The problem is that nobody wants to present their users with a gigantic list of contacts on first login and ask them to sort and organise them into groups. Instead, everybody just lumps all the contacts together so that the user is least inconvenienced at first, only to later experience problems. Google is in a pretty good position to tackle this, since a fair number of people who already have Google contacts probably also have their contacts sorted into groups for email, and that's a good representation of their real-life social network.
You sort your contacts in gmail? I honestly would never bother, really don't see the point.
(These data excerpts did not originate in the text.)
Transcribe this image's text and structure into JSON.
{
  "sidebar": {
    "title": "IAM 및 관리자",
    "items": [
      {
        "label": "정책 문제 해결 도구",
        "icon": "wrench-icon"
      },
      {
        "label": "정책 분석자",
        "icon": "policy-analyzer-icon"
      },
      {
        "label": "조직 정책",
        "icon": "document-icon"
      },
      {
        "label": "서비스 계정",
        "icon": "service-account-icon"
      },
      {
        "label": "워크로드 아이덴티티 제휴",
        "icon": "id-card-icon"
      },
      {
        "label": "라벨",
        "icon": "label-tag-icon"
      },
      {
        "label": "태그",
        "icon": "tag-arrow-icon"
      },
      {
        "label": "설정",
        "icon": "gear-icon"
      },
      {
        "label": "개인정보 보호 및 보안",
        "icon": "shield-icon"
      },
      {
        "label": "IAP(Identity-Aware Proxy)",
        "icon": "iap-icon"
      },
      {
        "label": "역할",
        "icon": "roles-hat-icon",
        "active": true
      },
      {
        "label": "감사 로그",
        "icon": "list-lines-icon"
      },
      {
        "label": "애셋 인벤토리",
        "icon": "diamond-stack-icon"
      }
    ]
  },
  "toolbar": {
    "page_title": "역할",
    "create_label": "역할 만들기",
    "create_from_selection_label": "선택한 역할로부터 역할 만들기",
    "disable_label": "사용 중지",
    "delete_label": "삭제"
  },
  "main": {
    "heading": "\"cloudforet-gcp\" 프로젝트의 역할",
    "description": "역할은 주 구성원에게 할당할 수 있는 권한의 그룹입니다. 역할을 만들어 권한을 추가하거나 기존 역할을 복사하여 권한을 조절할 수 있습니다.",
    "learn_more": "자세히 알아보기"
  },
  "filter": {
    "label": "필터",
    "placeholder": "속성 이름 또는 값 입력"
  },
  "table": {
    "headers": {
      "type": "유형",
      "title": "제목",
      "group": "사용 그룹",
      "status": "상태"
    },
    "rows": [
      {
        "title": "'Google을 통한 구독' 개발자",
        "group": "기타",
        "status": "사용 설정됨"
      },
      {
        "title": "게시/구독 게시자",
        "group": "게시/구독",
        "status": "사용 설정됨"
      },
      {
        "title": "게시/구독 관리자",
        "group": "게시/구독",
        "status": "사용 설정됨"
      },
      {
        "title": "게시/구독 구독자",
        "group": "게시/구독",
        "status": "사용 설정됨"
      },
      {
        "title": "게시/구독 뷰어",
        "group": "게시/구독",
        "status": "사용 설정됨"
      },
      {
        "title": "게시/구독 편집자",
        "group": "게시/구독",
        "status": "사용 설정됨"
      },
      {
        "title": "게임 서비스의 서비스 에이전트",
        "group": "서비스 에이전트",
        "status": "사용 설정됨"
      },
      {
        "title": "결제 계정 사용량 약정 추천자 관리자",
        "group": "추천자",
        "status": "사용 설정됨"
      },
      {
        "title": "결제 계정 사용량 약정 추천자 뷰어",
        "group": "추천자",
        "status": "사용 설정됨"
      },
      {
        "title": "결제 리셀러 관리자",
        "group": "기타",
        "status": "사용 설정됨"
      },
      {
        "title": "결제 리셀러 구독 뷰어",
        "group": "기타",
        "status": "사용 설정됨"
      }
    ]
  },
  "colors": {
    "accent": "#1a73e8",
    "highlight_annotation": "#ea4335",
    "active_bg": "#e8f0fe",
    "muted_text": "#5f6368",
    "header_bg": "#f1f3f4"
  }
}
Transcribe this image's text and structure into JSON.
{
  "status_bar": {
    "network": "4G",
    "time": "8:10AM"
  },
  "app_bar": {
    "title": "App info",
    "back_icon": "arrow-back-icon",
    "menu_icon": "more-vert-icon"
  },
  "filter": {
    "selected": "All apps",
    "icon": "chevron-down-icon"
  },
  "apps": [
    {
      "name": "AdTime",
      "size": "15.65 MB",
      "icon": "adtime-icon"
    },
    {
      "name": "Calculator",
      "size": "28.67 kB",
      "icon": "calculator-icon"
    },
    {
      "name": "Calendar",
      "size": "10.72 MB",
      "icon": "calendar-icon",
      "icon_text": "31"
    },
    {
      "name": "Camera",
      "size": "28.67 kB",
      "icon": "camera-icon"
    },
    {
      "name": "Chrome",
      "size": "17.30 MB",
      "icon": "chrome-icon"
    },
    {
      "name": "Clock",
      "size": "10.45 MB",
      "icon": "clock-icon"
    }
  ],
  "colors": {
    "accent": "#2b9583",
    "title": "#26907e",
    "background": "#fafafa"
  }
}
I very much doubt Google are, but Facebook might be in a good position to figure this out themselves now anyway. If I'm friends with Em, Bob, Barry and Jill, and Em and Bob are friends and Barry and Jill are friends, the friendship groups are fairly obvious aren't they?
Obviously I've never seen their data so don't know, but I wouldn't be surprised that they do have the information. Just looking at 'Mutual Friends' of people I know on Facebook it seems to be fairly well defined.
Facebook goes further than the mutual friendships and takes into account all sorts of interactions like "Like"'s, comments, etc. and probably re-sharing of contents, common events, common pictures, common places... I've been told they use that to figure out what to show you in your feed, so pretty much to know whom of your FB friends you're actually interested in.
But I'd be very surprised if they don't use that in a "group" perspective as well. Which would be very interesting because groups evolve over time but you going back to clean up your lists doesn't happen very often, if ever.
From a privacy standpoint, it is a bit scary. But it's very cool from a tech/CS point-of-view.
We're working on exactly that issue for our product (Windsoc). We're working on algorithms that attempt to create social circles, while providing an interface that should make manual adjustment and categorization easy. When someone posts using our service, they'll be able to select specific circles of contacts, or even individuals, to Facebook or other services.
I've noticed that people have started to give up on the idea of contact management across services, which is usually a good indication that it's the perfect time to make it happen.
(If anyone is curious, we'll be starting private beta in December.)
There are sites that addresses this by creating completely independent social networks for separate interests. This seems to actually work for certain sensitive topics (look up "FetLife" for an example).